The 2018 election brought new leadership. Immediately upon taking office, Governor Janet Mills issued an executive order directing the Department of Health and Human Services to implement the expansion. CMS approved the state’s expansion plan in April, making matching funds retroactively available to the state. As of May 31, 23,600 people have enrolled in the expanded Medicaid program.
Ballot initiatives to expand Medicaid have largely succeeded because of wide support from the public and the recognition that with the federal government picking up 90 percent of the cost, it’s a good deal for states. But pursuing expansion in this way is not without challenges. Of 14 states that have yet to expand, eight do not allow voter initiatives or popular referenda. Another — Florida — adopted legislation making it more complicated and expensive to collect signatures, despite already having one of the highest thresholds for approval of ballot initiatives.

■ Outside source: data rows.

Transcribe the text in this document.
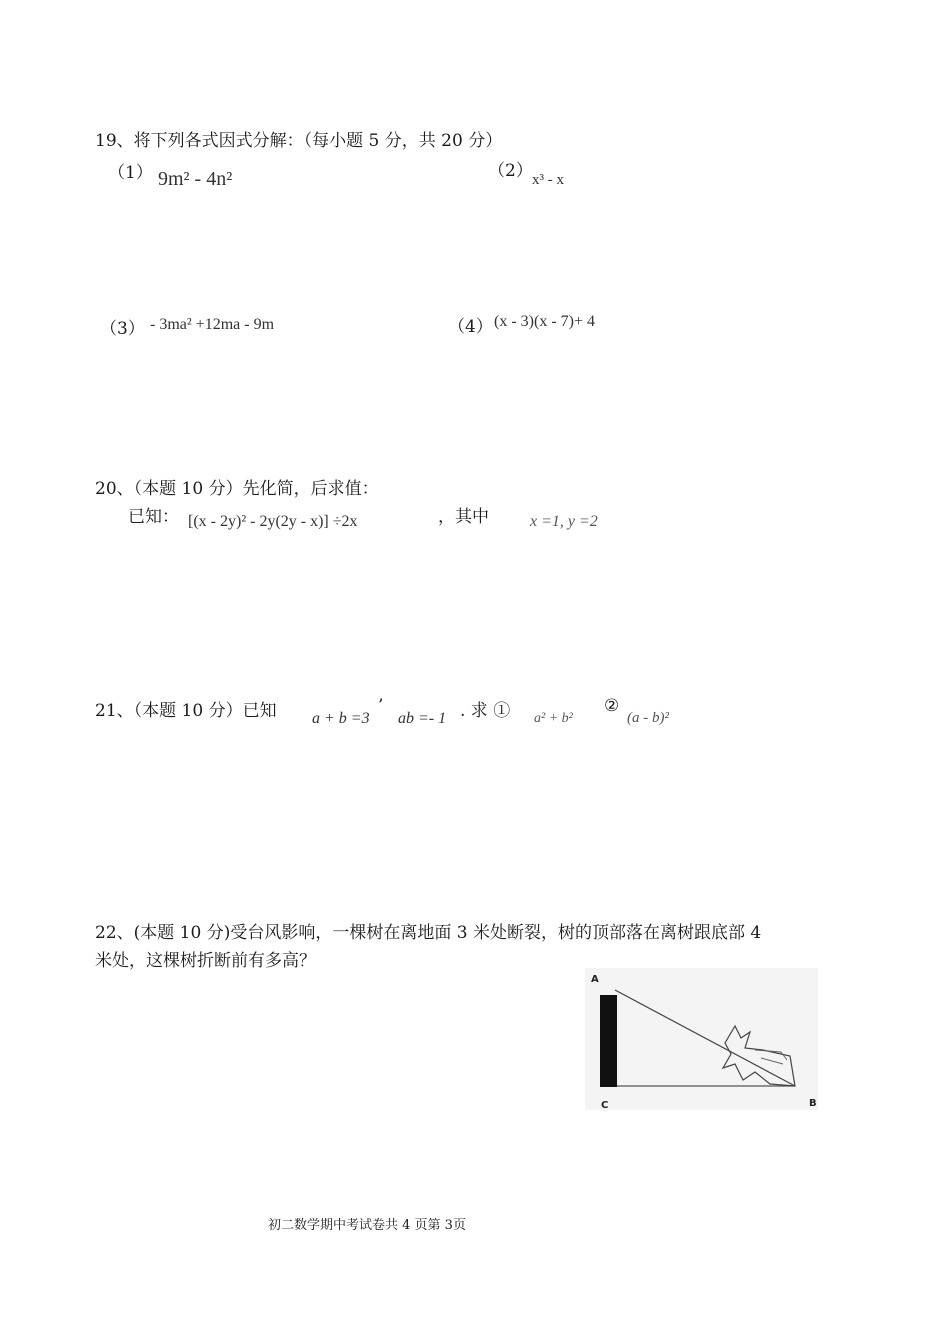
19、将下列各式因式分解：（每小题 5 分，共 20 分）
（1） 9m² - 4n²	（2） x³ - x
（3） - 3ma² +12ma - 9m	（4） (x - 3)(x - 7)+ 4
20、（本题 10 分）先化简，后求值：
已知： [(x - 2y)² - 2y(2y - x)] ÷2x	，其中	x =1, y =2
21、（本题 10 分）已知 a + b =3
’
ab =- 1 . 求 ① a² + b²
②
(a - b)²
22、(本题 10 分)受台风影响，一棵树在离地面 3 米处断裂，树的顶部落在离树跟底部 4
米处，这棵树折断前有多高？
A
C	B
初二数学期中考试卷共 4 页第 3页
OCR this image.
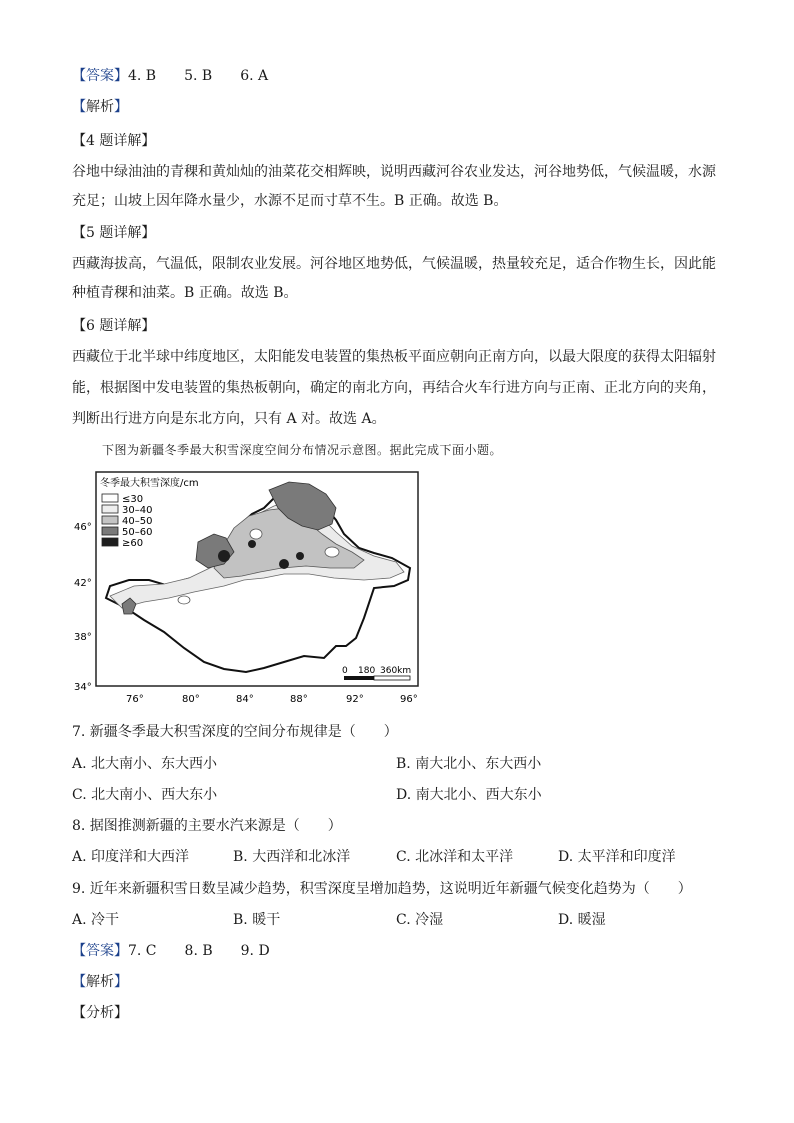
【答案】4. B 5. B 6. A
【解析】
【4 题详解】
谷地中绿油油的青稞和黄灿灿的油菜花交相辉映，说明西藏河谷农业发达，河谷地势低，气候温暖，水源
充足；山坡上因年降水量少，水源不足而寸草不生。B 正确。故选 B。
【5 题详解】
西藏海拔高，气温低，限制农业发展。河谷地区地势低，气候温暖，热量较充足，适合作物生长，因此能
种植青稞和油菜。B 正确。故选 B。
【6 题详解】
西藏位于北半球中纬度地区，太阳能发电装置的集热板平面应朝向正南方向，以最大限度的获得太阳辐射
能，根据图中发电装置的集热板朝向，确定的南北方向，再结合火车行进方向与正南、正北方向的夹角，
判断出行进方向是东北方向，只有 A 对。故选 A。
下图为新疆冬季最大积雪深度空间分布情况示意图。据此完成下面小题。
冬季最大积雪深度/cm
≤30
30–40
40–50
50–60
≥60
46°
42°
38°
34°
76°	80°	84°	88°	92°	96°
0 180 360km
7. 新疆冬季最大积雪深度的空间分布规律是（　　）
A. 北大南小、东大西小	B. 南大北小、东大西小
C. 北大南小、西大东小	D. 南大北小、西大东小
8. 据图推测新疆的主要水汽来源是（　　）
A. 印度洋和大西洋	B. 大西洋和北冰洋	C. 北冰洋和太平洋	D. 太平洋和印度洋
9. 近年来新疆积雪日数呈减少趋势，积雪深度呈增加趋势，这说明近年新疆气候变化趋势为（　　）
A. 冷干	B. 暖干	C. 冷湿	D. 暖湿
【答案】7. C 8. B 9. D
【解析】
【分析】
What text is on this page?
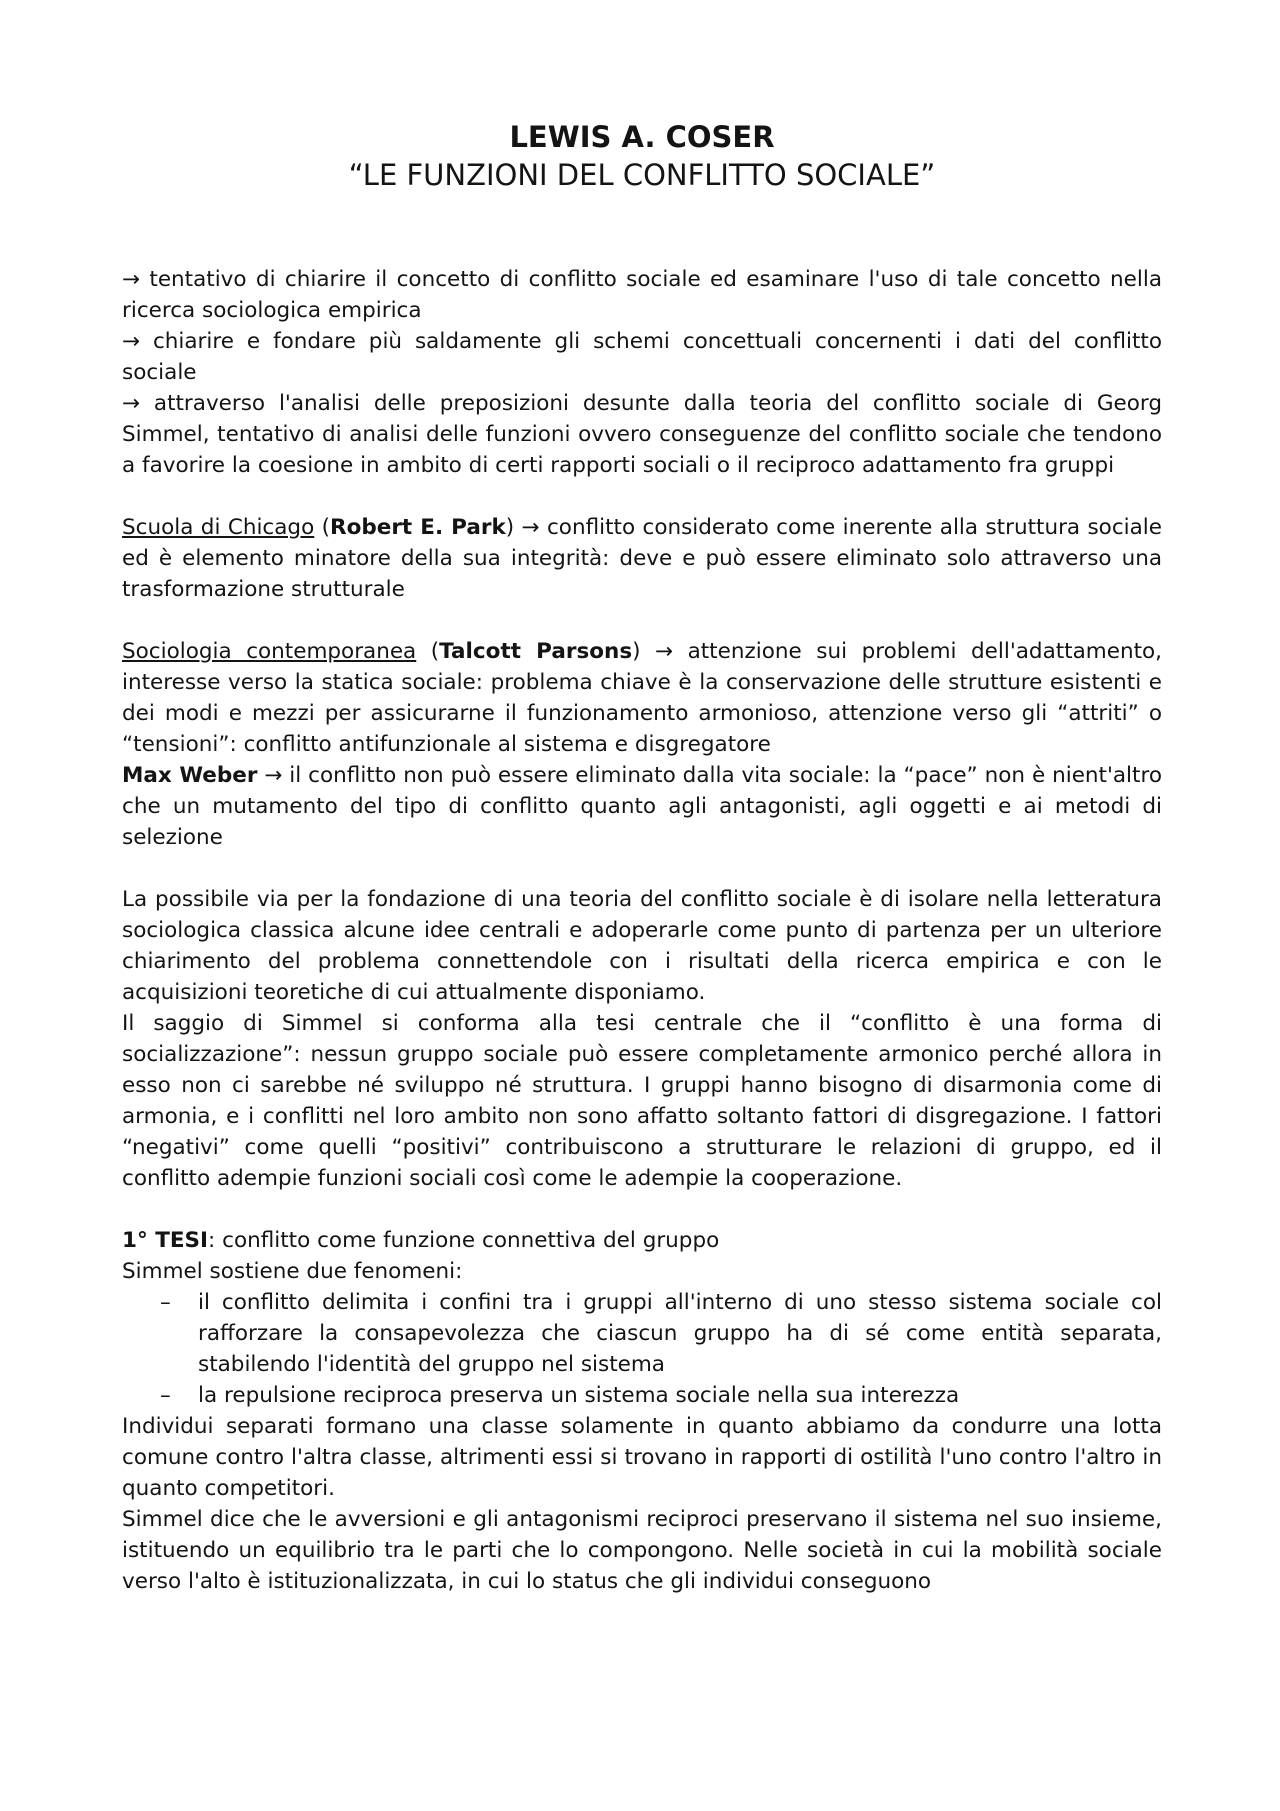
LEWIS A. COSER
“LE FUNZIONI DEL CONFLITTO SOCIALE”

→ tentativo di chiarire il concetto di conflitto sociale ed esaminare l'uso di tale concetto nella ricerca sociologica empirica

→ chiarire e fondare più saldamente gli schemi concettuali concernenti i dati del conflitto sociale

→ attraverso l'analisi delle preposizioni desunte dalla teoria del conflitto sociale di Georg Simmel, tentativo di analisi delle funzioni ovvero conseguenze del conflitto sociale che tendono a favorire la coesione in ambito di certi rapporti sociali o il reciproco adattamento fra gruppi

Scuola di Chicago (Robert E. Park) → conflitto considerato come inerente alla struttura sociale ed è elemento minatore della sua integrità: deve e può essere eliminato solo attraverso una trasformazione strutturale

Sociologia contemporanea (Talcott Parsons) → attenzione sui problemi dell'adattamento, interesse verso la statica sociale: problema chiave è la conservazione delle strutture esistenti e dei modi e mezzi per assicurarne il funzionamento armonioso, attenzione verso gli “attriti” o “tensioni”: conflitto antifunzionale al sistema e disgregatore

Max Weber → il conflitto non può essere eliminato dalla vita sociale: la “pace” non è nient'altro che un mutamento del tipo di conflitto quanto agli antagonisti, agli oggetti e ai metodi di selezione

La possibile via per la fondazione di una teoria del conflitto sociale è di isolare nella letteratura sociologica classica alcune idee centrali e adoperarle come punto di partenza per un ulteriore chiarimento del problema connettendole con i risultati della ricerca empirica e con le acquisizioni teoretiche di cui attualmente disponiamo.

Il saggio di Simmel si conforma alla tesi centrale che il “conflitto è una forma di socializzazione”: nessun gruppo sociale può essere completamente armonico perché allora in esso non ci sarebbe né sviluppo né struttura. I gruppi hanno bisogno di disarmonia come di armonia, e i conflitti nel loro ambito non sono affatto soltanto fattori di disgregazione. I fattori “negativi” come quelli “positivi” contribuiscono a strutturare le relazioni di gruppo, ed il conflitto adempie funzioni sociali così come le adempie la cooperazione.

1° TESI: conflitto come funzione connettiva del gruppo

Simmel sostiene due fenomeni:

– il conflitto delimita i confini tra i gruppi all'interno di uno stesso sistema sociale col rafforzare la consapevolezza che ciascun gruppo ha di sé come entità separata, stabilendo l'identità del gruppo nel sistema
– la repulsione reciproca preserva un sistema sociale nella sua interezza

Individui separati formano una classe solamente in quanto abbiamo da condurre una lotta comune contro l'altra classe, altrimenti essi si trovano in rapporti di ostilità l'uno contro l'altro in quanto competitori.

Simmel dice che le avversioni e gli antagonismi reciproci preservano il sistema nel suo insieme, istituendo un equilibrio tra le parti che lo compongono. Nelle società in cui la mobilità sociale verso l'alto è istituzionalizzata, in cui lo status che gli individui conseguono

There are also political challenges. Often the ballot process is pursued when the legislative makeup and gubernatorial leadership of a state do not support expansion. Looking to a reluctant legislature or executive branch to allocate funds and implement a program they oppose can be difficult, as evidenced by the states discussed here.
Nevertheless, as demand for affordable health care grows and policymakers weigh their options, we expect to see states look to their peers for insight and best practices on how to achieve their goals. One thing is clear: policy change is best advanced and sustained when there is widespread support for health reforms among stakeholders, policymakers, and the public. While ballot initiatives have been, and will likely continue to be, an important vehicle for advancing policy change, the road from passage to implementation can be long, winding, and not without challenges.